Z miesiąca na miesiąc zwiększa się liczba pracowników zatrudnionych na umowy śmieciowe. Coraz bardziej powszechne staje się łamanie praw pracowniczych. Coraz większym problemem jest założenie związku zawodowego, ponieważ w kraju „Solidarności” coraz łatwiej za to stracić pracę.
Dlaczego tak się dzieje, że pracodawcy – niezależnie od tego, czy zatrudniają kilku, czy kilka tysięcy pracowników – pozwalają sobie na wybiórcze przestrzeganie prawa?

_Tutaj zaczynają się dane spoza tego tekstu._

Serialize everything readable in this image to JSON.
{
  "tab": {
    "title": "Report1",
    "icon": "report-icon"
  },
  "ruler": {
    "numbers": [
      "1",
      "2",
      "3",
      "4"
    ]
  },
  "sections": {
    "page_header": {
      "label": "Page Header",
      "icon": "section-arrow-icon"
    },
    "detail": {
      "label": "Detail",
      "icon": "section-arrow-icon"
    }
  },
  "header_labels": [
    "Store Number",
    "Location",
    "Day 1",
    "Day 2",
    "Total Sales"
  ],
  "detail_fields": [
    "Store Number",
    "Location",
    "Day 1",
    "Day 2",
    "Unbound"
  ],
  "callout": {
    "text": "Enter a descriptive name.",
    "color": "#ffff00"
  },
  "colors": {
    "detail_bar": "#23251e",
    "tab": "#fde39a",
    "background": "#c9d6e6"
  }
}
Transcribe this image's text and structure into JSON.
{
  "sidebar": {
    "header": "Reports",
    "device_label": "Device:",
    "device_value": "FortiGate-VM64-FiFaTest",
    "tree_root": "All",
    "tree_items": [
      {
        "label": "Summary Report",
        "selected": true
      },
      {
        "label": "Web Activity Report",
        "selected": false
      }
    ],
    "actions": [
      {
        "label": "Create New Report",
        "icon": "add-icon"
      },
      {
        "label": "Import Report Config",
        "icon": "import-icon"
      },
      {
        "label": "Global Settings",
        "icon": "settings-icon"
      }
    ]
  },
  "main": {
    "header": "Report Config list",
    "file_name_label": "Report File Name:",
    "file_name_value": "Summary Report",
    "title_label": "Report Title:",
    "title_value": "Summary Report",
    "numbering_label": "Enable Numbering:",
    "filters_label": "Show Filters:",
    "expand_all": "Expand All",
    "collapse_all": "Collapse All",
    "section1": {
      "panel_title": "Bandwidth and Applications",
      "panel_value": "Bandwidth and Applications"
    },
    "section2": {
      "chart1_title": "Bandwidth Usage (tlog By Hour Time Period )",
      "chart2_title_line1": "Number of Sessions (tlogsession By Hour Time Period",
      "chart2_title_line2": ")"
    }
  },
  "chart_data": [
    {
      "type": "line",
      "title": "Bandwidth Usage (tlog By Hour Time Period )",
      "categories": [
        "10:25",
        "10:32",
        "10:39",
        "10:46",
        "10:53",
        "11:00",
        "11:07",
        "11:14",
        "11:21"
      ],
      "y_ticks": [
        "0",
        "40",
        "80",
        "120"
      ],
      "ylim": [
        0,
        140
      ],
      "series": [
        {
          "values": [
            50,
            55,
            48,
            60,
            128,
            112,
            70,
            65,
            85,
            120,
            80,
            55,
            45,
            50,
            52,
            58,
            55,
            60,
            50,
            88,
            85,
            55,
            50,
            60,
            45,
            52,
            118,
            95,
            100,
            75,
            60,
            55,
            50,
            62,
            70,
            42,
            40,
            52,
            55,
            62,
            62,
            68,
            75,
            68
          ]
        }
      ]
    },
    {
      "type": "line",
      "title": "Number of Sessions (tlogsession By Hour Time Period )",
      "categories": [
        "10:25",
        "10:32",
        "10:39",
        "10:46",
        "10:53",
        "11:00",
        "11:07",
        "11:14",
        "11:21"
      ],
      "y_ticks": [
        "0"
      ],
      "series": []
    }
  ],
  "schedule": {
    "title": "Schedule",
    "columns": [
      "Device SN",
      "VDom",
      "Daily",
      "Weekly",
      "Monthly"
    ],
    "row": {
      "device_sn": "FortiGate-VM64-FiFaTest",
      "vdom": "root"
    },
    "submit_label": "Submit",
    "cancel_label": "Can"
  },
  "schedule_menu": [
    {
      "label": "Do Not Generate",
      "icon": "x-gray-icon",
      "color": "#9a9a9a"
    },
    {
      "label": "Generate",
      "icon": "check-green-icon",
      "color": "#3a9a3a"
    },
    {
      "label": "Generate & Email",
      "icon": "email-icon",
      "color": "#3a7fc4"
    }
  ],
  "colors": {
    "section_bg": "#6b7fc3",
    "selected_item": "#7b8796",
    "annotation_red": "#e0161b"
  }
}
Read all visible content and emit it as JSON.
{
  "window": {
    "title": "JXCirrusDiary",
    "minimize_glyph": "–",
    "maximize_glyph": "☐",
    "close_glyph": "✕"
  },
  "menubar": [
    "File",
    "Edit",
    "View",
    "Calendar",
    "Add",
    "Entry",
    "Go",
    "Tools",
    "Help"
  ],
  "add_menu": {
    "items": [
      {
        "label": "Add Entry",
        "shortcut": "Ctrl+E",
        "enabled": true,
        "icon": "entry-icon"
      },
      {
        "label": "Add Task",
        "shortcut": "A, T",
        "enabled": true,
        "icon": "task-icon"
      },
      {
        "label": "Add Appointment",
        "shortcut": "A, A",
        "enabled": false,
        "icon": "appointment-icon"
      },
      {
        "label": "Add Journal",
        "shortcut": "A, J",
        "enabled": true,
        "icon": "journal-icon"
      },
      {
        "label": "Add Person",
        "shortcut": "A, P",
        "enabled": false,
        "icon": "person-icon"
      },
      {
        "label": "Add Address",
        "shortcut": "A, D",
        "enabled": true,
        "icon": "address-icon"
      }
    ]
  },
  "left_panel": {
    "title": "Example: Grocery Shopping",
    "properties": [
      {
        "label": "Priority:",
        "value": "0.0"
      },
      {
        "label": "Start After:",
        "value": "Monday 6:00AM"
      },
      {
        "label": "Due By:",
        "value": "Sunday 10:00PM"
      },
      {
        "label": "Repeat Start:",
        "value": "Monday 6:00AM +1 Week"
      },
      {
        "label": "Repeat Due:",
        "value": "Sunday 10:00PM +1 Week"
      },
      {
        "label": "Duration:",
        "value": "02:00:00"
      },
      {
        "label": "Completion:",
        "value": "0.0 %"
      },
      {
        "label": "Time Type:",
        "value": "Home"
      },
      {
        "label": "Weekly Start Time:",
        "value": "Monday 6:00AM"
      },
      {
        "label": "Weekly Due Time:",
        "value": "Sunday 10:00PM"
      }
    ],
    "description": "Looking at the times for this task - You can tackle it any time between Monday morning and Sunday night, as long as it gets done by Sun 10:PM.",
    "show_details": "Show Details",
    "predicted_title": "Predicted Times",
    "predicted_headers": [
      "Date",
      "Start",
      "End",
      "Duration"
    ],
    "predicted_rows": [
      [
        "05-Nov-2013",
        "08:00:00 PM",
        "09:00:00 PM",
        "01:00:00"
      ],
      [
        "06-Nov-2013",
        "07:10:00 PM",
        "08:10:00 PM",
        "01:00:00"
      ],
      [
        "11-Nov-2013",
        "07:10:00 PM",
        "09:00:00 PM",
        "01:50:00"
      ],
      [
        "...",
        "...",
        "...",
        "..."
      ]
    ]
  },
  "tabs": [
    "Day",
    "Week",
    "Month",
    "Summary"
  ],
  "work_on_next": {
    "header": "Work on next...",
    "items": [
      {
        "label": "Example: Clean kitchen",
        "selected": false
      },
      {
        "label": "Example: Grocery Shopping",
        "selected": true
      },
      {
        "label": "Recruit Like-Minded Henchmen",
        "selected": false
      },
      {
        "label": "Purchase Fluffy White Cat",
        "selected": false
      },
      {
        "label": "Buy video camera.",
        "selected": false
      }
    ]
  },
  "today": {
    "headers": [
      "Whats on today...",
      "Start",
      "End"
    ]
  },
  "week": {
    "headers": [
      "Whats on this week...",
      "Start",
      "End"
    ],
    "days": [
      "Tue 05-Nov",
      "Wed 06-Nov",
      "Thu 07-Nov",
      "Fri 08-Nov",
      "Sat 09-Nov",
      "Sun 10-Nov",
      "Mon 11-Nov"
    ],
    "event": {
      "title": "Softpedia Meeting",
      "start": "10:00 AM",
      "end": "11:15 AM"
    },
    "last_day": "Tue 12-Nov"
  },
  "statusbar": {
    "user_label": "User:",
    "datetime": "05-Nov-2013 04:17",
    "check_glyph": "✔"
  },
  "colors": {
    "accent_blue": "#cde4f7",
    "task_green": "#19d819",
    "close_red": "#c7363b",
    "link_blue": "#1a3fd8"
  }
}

Odpowiedzi udzielił nam ostatnio Amazon. Wrocławska Inspekcja Pracy została zaalarmowana, że w firmie dochodzi do coraz większej ilości wypadków. Kontrola przyniosła miażdżące rezultaty: pracownikom źle naliczano pensje, nie dostawali pieniędzy za urlop, świadectwa pracy, a dokumentacja wypadkowa zawierała fałszywe dane.
Traktowano gorzej niż źle. Do pracy miały zachęcić ich krzyki, obelżywe uwagi, zakaz odpoczynku.
Jaka kara czeka pracodawcę, który w sposób tak jawny i bezczelny łamie prawo? Mandat w wysokości dwóch tysięcy złotych. W przypadku pracodawcy recydywisty PIP może nałożyć mandat w wysokości aż 5 tys. zł. Dopiero sąd za wykroczenia przeciw prawom pracownika może nałożyć grzywnę do 30 tys. zł.
W zeszłym roku Transparency International opublikował ranking przejrzystości. Amazon znalazł się pod koniec listy – pod względem ujawniania dochodów, płaconych podatków i praktyk antykorupcyjnych. Wrocławski przykład dowodzi, iż podobne standardy obwiązują w tej korporacji, jeśli chodzi o uczciwość i szacunek wobec pracowników. Amazon może sobie na to pozwolić: groźba zapłacenia 5 tysięcy kary raczej nie zrobi na nim wrażenia. Nie wzruszy go pewnie również konieczność zapłacenia 30 tysięcy po wielkiej batalii sądowej. Odbije to sobie na tych samych wyzyskiwanych pracownikach.
Państwo polskie ośmiesza się walcząc o prawa pracowników przy pomocy tak żałośnie nieskutecznych instrumentów.